To see this is true start with whatever event we want to occur first, say E_{i1}. Now we compute the probabilities that the next event E{i2} occurs conditional on E{i1} and it’s negation. For E{i3} we compute the probabilities that this event occurs conditional on all 4 outcomes for the pair E{i1}, E{i_2} and so on. This gives the correct probability to each set of outcomes and thus matches all observations. Alternatively, we can always make the E_i all dependent on some invisible common causes that match the appropriate priors.
True, these diagrams might be less simple in some sense than other diagrams we might draw but that doesn’t mean they are false. Indeed, we might have very good general reasons for preferring some more complicated theory, e.g., even if a simpler causal model could explain the data but requires causal dependence on effects later in time reject it in favor of some more complicated model. This is a useful generalization we have about the world and following it helps us reach better predictions when we have limited data. Thus the mere number of arrows can’t simply be minimized.
In other words all you’ve got is the same old crap about preferring the simpler theory where that has no principled mathematical definition and more or less means ‘prefer whatever your priors say the causal model really looks like.’ In other words we haven’t gotten any closer to infering causation.
Just the opposite. The use of Bayesian causal models explains extremely well why, even if events are truly all effects caused by the choices of some unseen mover the notion of causation would be likely to evolve.
I keep having to link this:
http://www.smbc-comics.com/index.php?db=comics&id=1994
Causal models have to do with interventions not with node orders in a Bayesian network. A causal model is not the same thing as a Bayesian network (which Eliezer got wrong in his post, and has yet to fix, by the way). Causal models are not about making better predictions, they are about cause effect relationships (causal effects, mediation analysis, confounders, things like that). I think reading standard stuff on interventionist causality might be a good idea: Pearl’s Causality book or the CMU book (Causation, Prediction and Search).
What;s the problem with that? If the universe is causally deterministic, it is causal. True,it is necesary to distinguish causal deterninism form acausal determinism (eg fatalism) and philosophy can do that. Or is your concern with future events entailing past ones? Then adopt two-way causality.

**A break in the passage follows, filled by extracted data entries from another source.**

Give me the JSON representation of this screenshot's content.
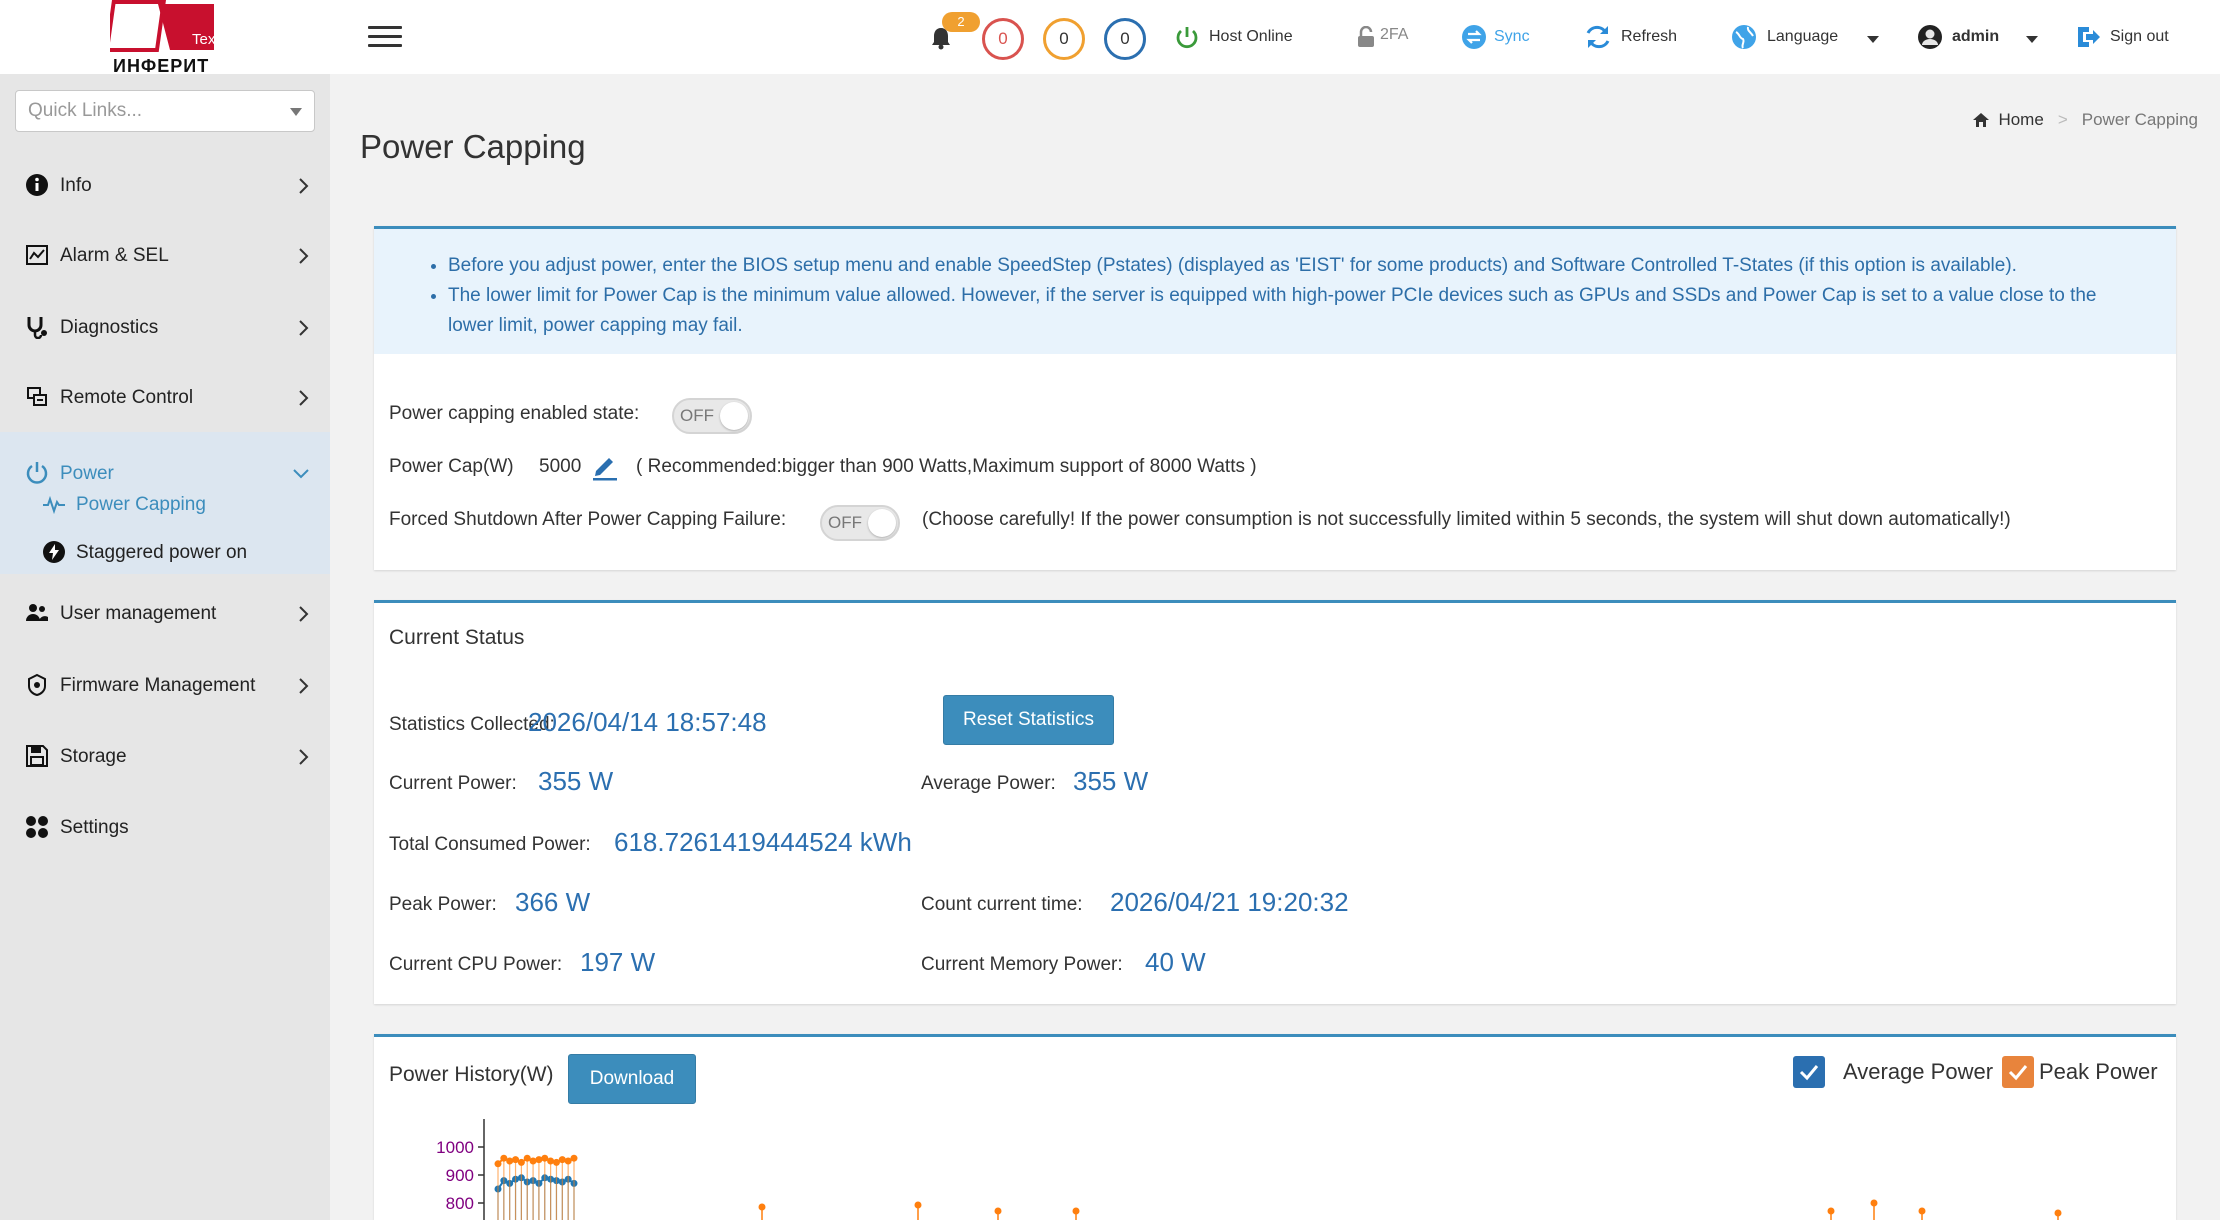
{
  "brand": {
    "logo_text": "ИНФЕРИТ",
    "logo_tag": "Tex",
    "accent": "#c8102e"
  },
  "quick_links": {
    "placeholder": "Quick Links..."
  },
  "sidebar": {
    "items": [
      {
        "label": "Info"
      },
      {
        "label": "Alarm & SEL"
      },
      {
        "label": "Diagnostics"
      },
      {
        "label": "Remote Control"
      },
      {
        "label": "Power"
      },
      {
        "label": "User management"
      },
      {
        "label": "Firmware Management"
      },
      {
        "label": "Storage"
      },
      {
        "label": "Settings"
      }
    ],
    "power_sub": [
      {
        "label": "Power Capping"
      },
      {
        "label": "Staggered power on"
      }
    ]
  },
  "topbar": {
    "notifications": "2",
    "critical": "0",
    "warning": "0",
    "info": "0",
    "host_status": "Host Online",
    "twofa": "2FA",
    "sync": "Sync",
    "refresh": "Refresh",
    "language": "Language",
    "user": "admin",
    "signout": "Sign out"
  },
  "page": {
    "title": "Power Capping",
    "breadcrumb_home": "Home",
    "breadcrumb_sep": ">",
    "breadcrumb_current": "Power Capping"
  },
  "notes": [
    "Before you adjust power, enter the BIOS setup menu and enable SpeedStep (Pstates) (displayed as 'EIST' for some products) and Software Controlled T-States (if this option is available).",
    "The lower limit for Power Cap is the minimum value allowed. However, if the server is equipped with high-power PCIe devices such as GPUs and SSDs and Power Cap is set to a value close to the lower limit, power capping may fail."
  ],
  "settings": {
    "enabled_label": "Power capping enabled state:",
    "enabled_state": "OFF",
    "cap_label": "Power Cap(W)",
    "cap_value": "5000",
    "cap_hint": "( Recommended:bigger than 900 Watts,Maximum support of 8000 Watts )",
    "forced_label": "Forced Shutdown After Power Capping Failure:",
    "forced_state": "OFF",
    "forced_hint": "(Choose carefully! If the power consumption is not successfully limited within 5 seconds, the system will shut down automatically!)"
  },
  "status": {
    "title": "Current Status",
    "collected_label": "Statistics Collected:",
    "collected_value": "2026/04/14 18:57:48",
    "reset_button": "Reset Statistics",
    "current_label": "Current Power:",
    "current_value": "355 W",
    "average_label": "Average Power:",
    "average_value": "355 W",
    "total_label": "Total Consumed Power:",
    "total_value": "618.7261419444524 kWh",
    "peak_label": "Peak Power:",
    "peak_value": "366 W",
    "count_label": "Count current time:",
    "count_value": "2026/04/21 19:20:32",
    "cpu_label": "Current CPU Power:",
    "cpu_value": "197 W",
    "mem_label": "Current Memory Power:",
    "mem_value": "40 W"
  },
  "history": {
    "title": "Power History(W)",
    "download_button": "Download",
    "legend_average": "Average Power",
    "legend_peak": "Peak Power",
    "average_color": "#1f77b4",
    "peak_color": "#ff7f0e"
  },
  "chart_data": {
    "type": "line",
    "ylim": [
      800,
      1020
    ],
    "yticks": [
      "1000",
      "900",
      "800"
    ],
    "series": [
      {
        "name": "Average Power",
        "values": [
          850,
          880,
          870,
          885,
          890,
          875,
          880,
          870,
          890,
          885,
          880,
          875,
          885,
          870
        ]
      },
      {
        "name": "Peak Power",
        "values": [
          940,
          960,
          950,
          955,
          945,
          960,
          950,
          955,
          960,
          950,
          945,
          955,
          950,
          960
        ]
      }
    ]
  }
}
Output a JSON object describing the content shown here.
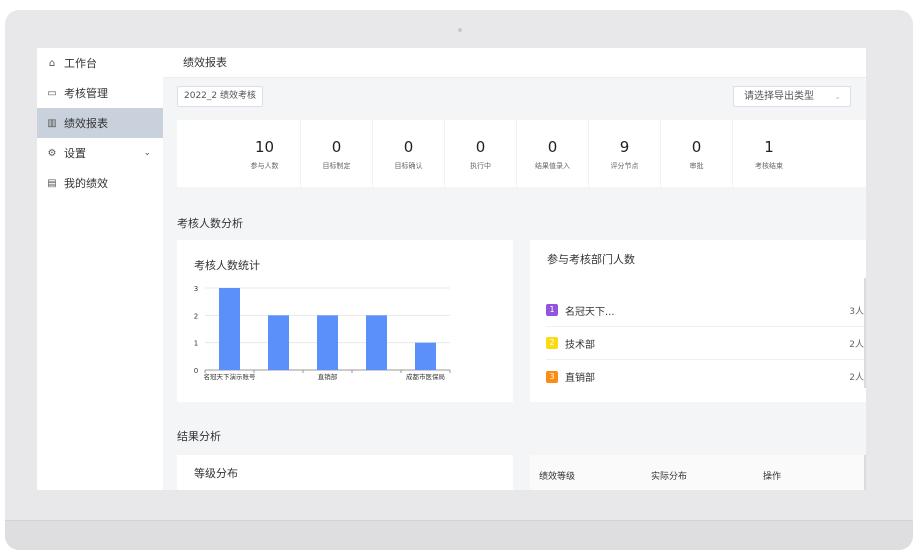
{
  "sidebar": {
    "items": [
      {
        "icon": "home-icon",
        "glyph": "⌂",
        "label": "工作台"
      },
      {
        "icon": "assessment-icon",
        "glyph": "▭",
        "label": "考核管理"
      },
      {
        "icon": "chart-icon",
        "glyph": "▥",
        "label": "绩效报表"
      },
      {
        "icon": "gear-icon",
        "glyph": "⚙",
        "label": "设置"
      },
      {
        "icon": "performance-icon",
        "glyph": "▤",
        "label": "我的绩效"
      }
    ],
    "chevron": "⌄"
  },
  "header": {
    "title": "绩效报表"
  },
  "filter": {
    "cycle_label": "2022_2 绩效考核"
  },
  "export": {
    "placeholder": "请选择导出类型",
    "arrow": "⌄"
  },
  "stats": [
    {
      "value": "10",
      "label": "参与人数"
    },
    {
      "value": "0",
      "label": "目标制定"
    },
    {
      "value": "0",
      "label": "目标确认"
    },
    {
      "value": "0",
      "label": "执行中"
    },
    {
      "value": "0",
      "label": "结果值录入"
    },
    {
      "value": "9",
      "label": "评分节点"
    },
    {
      "value": "0",
      "label": "审批"
    },
    {
      "value": "1",
      "label": "考核结束"
    }
  ],
  "analysis": {
    "section_title": "考核人数分析",
    "chart_card_title": "考核人数统计",
    "dept_card_title": "参与考核部门人数"
  },
  "chart_data": {
    "type": "bar",
    "categories": [
      "名冠天下演示账号",
      "",
      "直销部",
      "",
      "成都市医保局"
    ],
    "values": [
      3,
      2,
      2,
      2,
      1
    ],
    "ylim": [
      0,
      3
    ],
    "yticks": [
      "0",
      "1",
      "2",
      "3"
    ],
    "color": "#5b8ff9"
  },
  "departments": [
    {
      "rank": "1",
      "name": "名冠天下...",
      "count": "3人",
      "color": "#9254de"
    },
    {
      "rank": "2",
      "name": "技术部",
      "count": "2人",
      "color": "#fadb14"
    },
    {
      "rank": "3",
      "name": "直销部",
      "count": "2人",
      "color": "#fa8c16"
    }
  ],
  "results": {
    "section_title": "结果分析",
    "grade_card_title": "等级分布",
    "table_headers": [
      "绩效等级",
      "实际分布",
      "操作"
    ]
  }
}
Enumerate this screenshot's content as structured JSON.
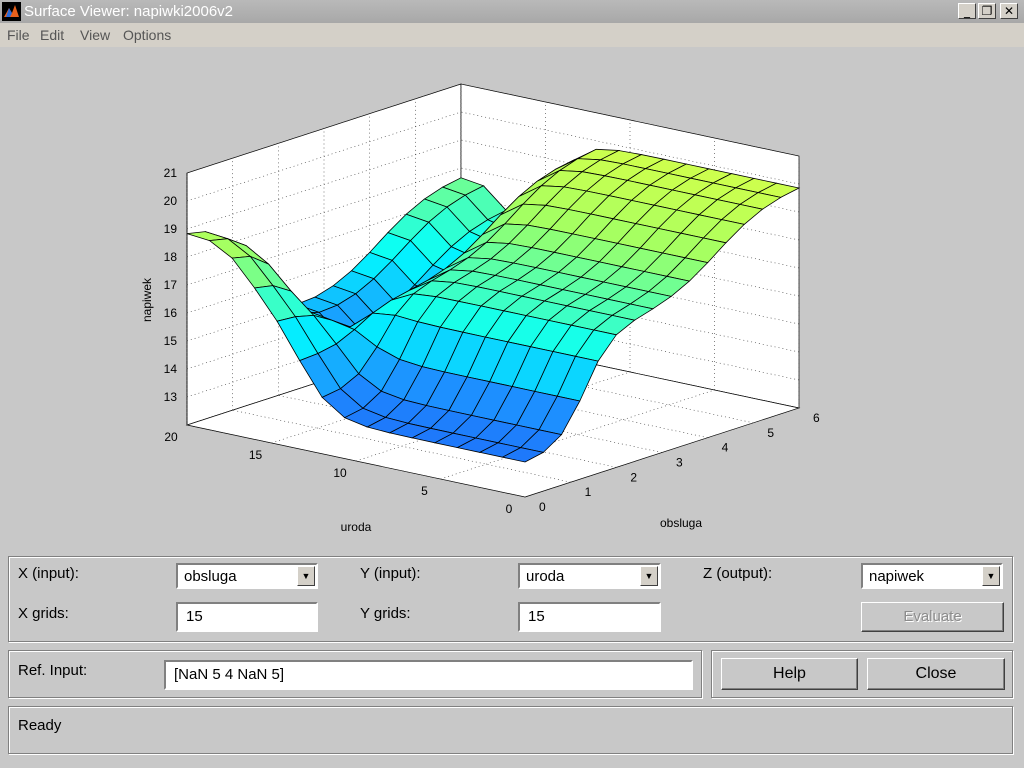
{
  "window": {
    "title": "Surface Viewer: napiwki2006v2"
  },
  "menu": [
    "File",
    "Edit",
    "View",
    "Options"
  ],
  "chart_data": {
    "type": "surface",
    "xlabel": "obsluga",
    "ylabel": "uroda",
    "zlabel": "napiwek",
    "xlim": [
      0,
      6
    ],
    "ylim": [
      0,
      20
    ],
    "zlim": [
      12,
      21
    ],
    "xticks": [
      0,
      1,
      2,
      3,
      4,
      5,
      6
    ],
    "yticks": [
      0,
      5,
      10,
      15,
      20
    ],
    "zticks": [
      13,
      14,
      15,
      16,
      17,
      18,
      19,
      20,
      21
    ],
    "grid": true,
    "colormap": [
      "#1f5ff5",
      "#00ffff",
      "#a8ff60",
      "#f0ff40"
    ]
  },
  "controls": {
    "x_input_label": "X (input):",
    "x_input_value": "obsluga",
    "y_input_label": "Y (input):",
    "y_input_value": "uroda",
    "z_output_label": "Z (output):",
    "z_output_value": "napiwek",
    "x_grids_label": "X grids:",
    "x_grids_value": "15",
    "y_grids_label": "Y grids:",
    "y_grids_value": "15",
    "evaluate_label": "Evaluate",
    "ref_input_label": "Ref. Input:",
    "ref_input_value": "[NaN 5 4 NaN 5]",
    "help_label": "Help",
    "close_label": "Close",
    "status": "Ready"
  }
}
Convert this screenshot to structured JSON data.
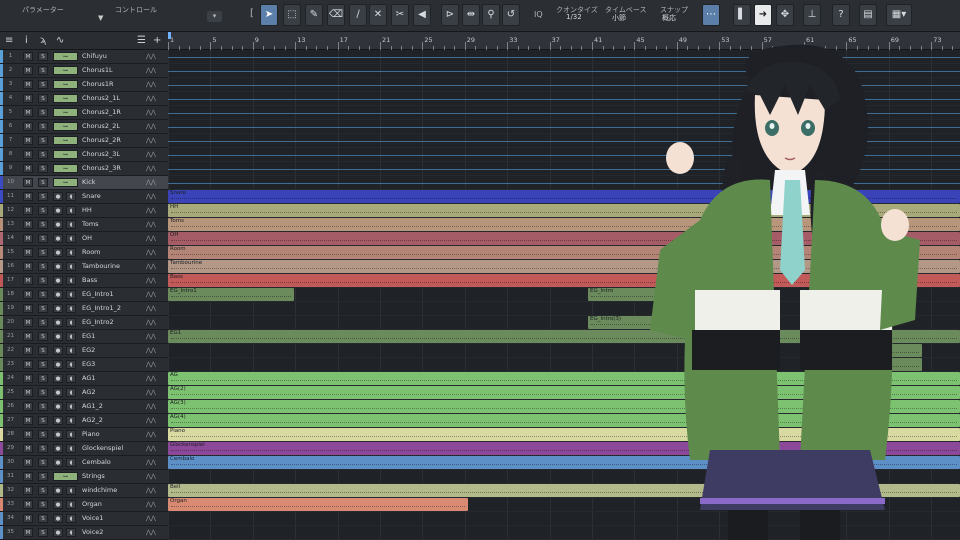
{
  "toolbar": {
    "param_label": "パラメーター",
    "control_label": "コントロール",
    "quantize_label": "クオンタイズ",
    "quantize_value": "1/32",
    "timebase_label": "タイムベース",
    "timebase_value": "小節",
    "snap_label": "スナップ",
    "snap_value": "概応",
    "iq_label": "IQ"
  },
  "ruler": {
    "bars": [
      "1",
      "5",
      "9",
      "13",
      "17",
      "21",
      "25",
      "29",
      "33",
      "37",
      "41",
      "45",
      "49",
      "53",
      "57",
      "61",
      "65",
      "69",
      "73"
    ]
  },
  "tracks": [
    {
      "num": "1",
      "name": "Chifuyu",
      "type": "inst",
      "color": "#5aa0d8"
    },
    {
      "num": "2",
      "name": "Chorus1L",
      "type": "inst",
      "color": "#5aa0d8"
    },
    {
      "num": "3",
      "name": "Chorus1R",
      "type": "inst",
      "color": "#5aa0d8"
    },
    {
      "num": "4",
      "name": "Chorus2_1L",
      "type": "inst",
      "color": "#5aa0d8"
    },
    {
      "num": "5",
      "name": "Chorus2_1R",
      "type": "inst",
      "color": "#5aa0d8"
    },
    {
      "num": "6",
      "name": "Chorus2_2L",
      "type": "inst",
      "color": "#5aa0d8"
    },
    {
      "num": "7",
      "name": "Chorus2_2R",
      "type": "inst",
      "color": "#5aa0d8"
    },
    {
      "num": "8",
      "name": "Chorus2_3L",
      "type": "inst",
      "color": "#5aa0d8"
    },
    {
      "num": "9",
      "name": "Chorus2_3R",
      "type": "inst",
      "color": "#5aa0d8"
    },
    {
      "num": "10",
      "name": "Kick",
      "type": "inst",
      "color": "#3c4ac4"
    },
    {
      "num": "11",
      "name": "Snare",
      "type": "audio",
      "color": "#3c4ac4"
    },
    {
      "num": "12",
      "name": "HH",
      "type": "audio",
      "color": "#a8a878"
    },
    {
      "num": "13",
      "name": "Toms",
      "type": "audio",
      "color": "#b89078"
    },
    {
      "num": "14",
      "name": "OH",
      "type": "audio",
      "color": "#b06870"
    },
    {
      "num": "15",
      "name": "Room",
      "type": "audio",
      "color": "#b88878"
    },
    {
      "num": "16",
      "name": "Tambourine",
      "type": "audio",
      "color": "#b89888"
    },
    {
      "num": "17",
      "name": "Bass",
      "type": "audio",
      "color": "#c05858"
    },
    {
      "num": "18",
      "name": "EG_Intro1",
      "type": "audio",
      "color": "#6a8a5c"
    },
    {
      "num": "19",
      "name": "EG_Intro1_2",
      "type": "audio",
      "color": "#6a8a5c"
    },
    {
      "num": "20",
      "name": "EG_Intro2",
      "type": "audio",
      "color": "#6a8a5c"
    },
    {
      "num": "21",
      "name": "EG1",
      "type": "audio",
      "color": "#6a8a5c"
    },
    {
      "num": "22",
      "name": "EG2",
      "type": "audio",
      "color": "#6a8a5c"
    },
    {
      "num": "23",
      "name": "EG3",
      "type": "audio",
      "color": "#6a8a5c"
    },
    {
      "num": "24",
      "name": "AG1",
      "type": "audio",
      "color": "#7cc070"
    },
    {
      "num": "25",
      "name": "AG2",
      "type": "audio",
      "color": "#7cc070"
    },
    {
      "num": "26",
      "name": "AG1_2",
      "type": "audio",
      "color": "#7cc070"
    },
    {
      "num": "27",
      "name": "AG2_2",
      "type": "audio",
      "color": "#7cc070"
    },
    {
      "num": "28",
      "name": "Piano",
      "type": "audio",
      "color": "#d8d8a0"
    },
    {
      "num": "29",
      "name": "Glockenspiel",
      "type": "audio",
      "color": "#8e4a9a"
    },
    {
      "num": "30",
      "name": "Cembalo",
      "type": "audio",
      "color": "#5e90c8"
    },
    {
      "num": "31",
      "name": "Strings",
      "type": "inst",
      "color": "#5e90c8"
    },
    {
      "num": "32",
      "name": "windchime",
      "type": "audio",
      "color": "#b0b888"
    },
    {
      "num": "33",
      "name": "Organ",
      "type": "audio",
      "color": "#d88870"
    },
    {
      "num": "34",
      "name": "Voice1",
      "type": "audio",
      "color": "#5e90c8"
    },
    {
      "num": "35",
      "name": "Voice2",
      "type": "audio",
      "color": "#5e90c8"
    }
  ],
  "clips": [
    {
      "track": 11,
      "label": "Snare",
      "start": 0,
      "end": 792,
      "color": "#3a44b8"
    },
    {
      "track": 12,
      "label": "HH",
      "start": 0,
      "end": 792,
      "color": "#a8aa7c"
    },
    {
      "track": 13,
      "label": "Toms",
      "start": 0,
      "end": 792,
      "color": "#b8967c"
    },
    {
      "track": 14,
      "label": "OH",
      "start": 0,
      "end": 792,
      "color": "#a65c66"
    },
    {
      "track": 15,
      "label": "Room",
      "start": 0,
      "end": 792,
      "color": "#b48476"
    },
    {
      "track": 16,
      "label": "Tambourine",
      "start": 0,
      "end": 792,
      "color": "#b39888"
    },
    {
      "track": 17,
      "label": "Bass",
      "start": 0,
      "end": 792,
      "color": "#c25a5a"
    },
    {
      "track": 18,
      "label": "EG_Intro1",
      "start": 0,
      "end": 126,
      "color": "#6b8b5d"
    },
    {
      "track": 18,
      "label": "EG_Intro",
      "start": 420,
      "end": 520,
      "color": "#6b8b5d"
    },
    {
      "track": 20,
      "label": "EG_Intro(3)",
      "start": 420,
      "end": 560,
      "color": "#6b8b5d"
    },
    {
      "track": 21,
      "label": "EG1",
      "start": 0,
      "end": 792,
      "color": "#6b8b5d"
    },
    {
      "track": 22,
      "label": "",
      "start": 680,
      "end": 754,
      "color": "#6b8b5d"
    },
    {
      "track": 23,
      "label": "",
      "start": 680,
      "end": 754,
      "color": "#6b8b5d"
    },
    {
      "track": 24,
      "label": "AG",
      "start": 0,
      "end": 792,
      "color": "#7dc270"
    },
    {
      "track": 25,
      "label": "AG(2)",
      "start": 0,
      "end": 792,
      "color": "#7dc270"
    },
    {
      "track": 26,
      "label": "AG(3)",
      "start": 0,
      "end": 792,
      "color": "#7dc270"
    },
    {
      "track": 27,
      "label": "AG(4)",
      "start": 0,
      "end": 792,
      "color": "#7dc270"
    },
    {
      "track": 28,
      "label": "Piano",
      "start": 0,
      "end": 792,
      "color": "#d9d9a2"
    },
    {
      "track": 29,
      "label": "Glockenspiel",
      "start": 0,
      "end": 792,
      "color": "#8d4999"
    },
    {
      "track": 30,
      "label": "Cembalo",
      "start": 0,
      "end": 792,
      "color": "#5e90c8"
    },
    {
      "track": 32,
      "label": "Bell",
      "start": 0,
      "end": 792,
      "color": "#b2b98a"
    },
    {
      "track": 33,
      "label": "Organ",
      "start": 0,
      "end": 300,
      "color": "#d98a72"
    }
  ]
}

I don’t follow that. The existence of a map doesn’t usually prove the non-existence of a territory.
The consequencesof abandoning the razor are much worse than those of having a subjective razor.
I’m afraid I haven’t followed the maths at all, but when you say that there is no causation, only corration, do you mean that you cannot prove causation, or that it actually never exists? Because that last option surely isn’t true? Back in ‘The Useful Idea of Truth’ we discussed how photons from shoelaces cause you to become entangled with their untangeledness. If there is no causation, you couldn’t observe or know anything. If you mean you just can’t prove causation, could you please say it more simply (for me please)?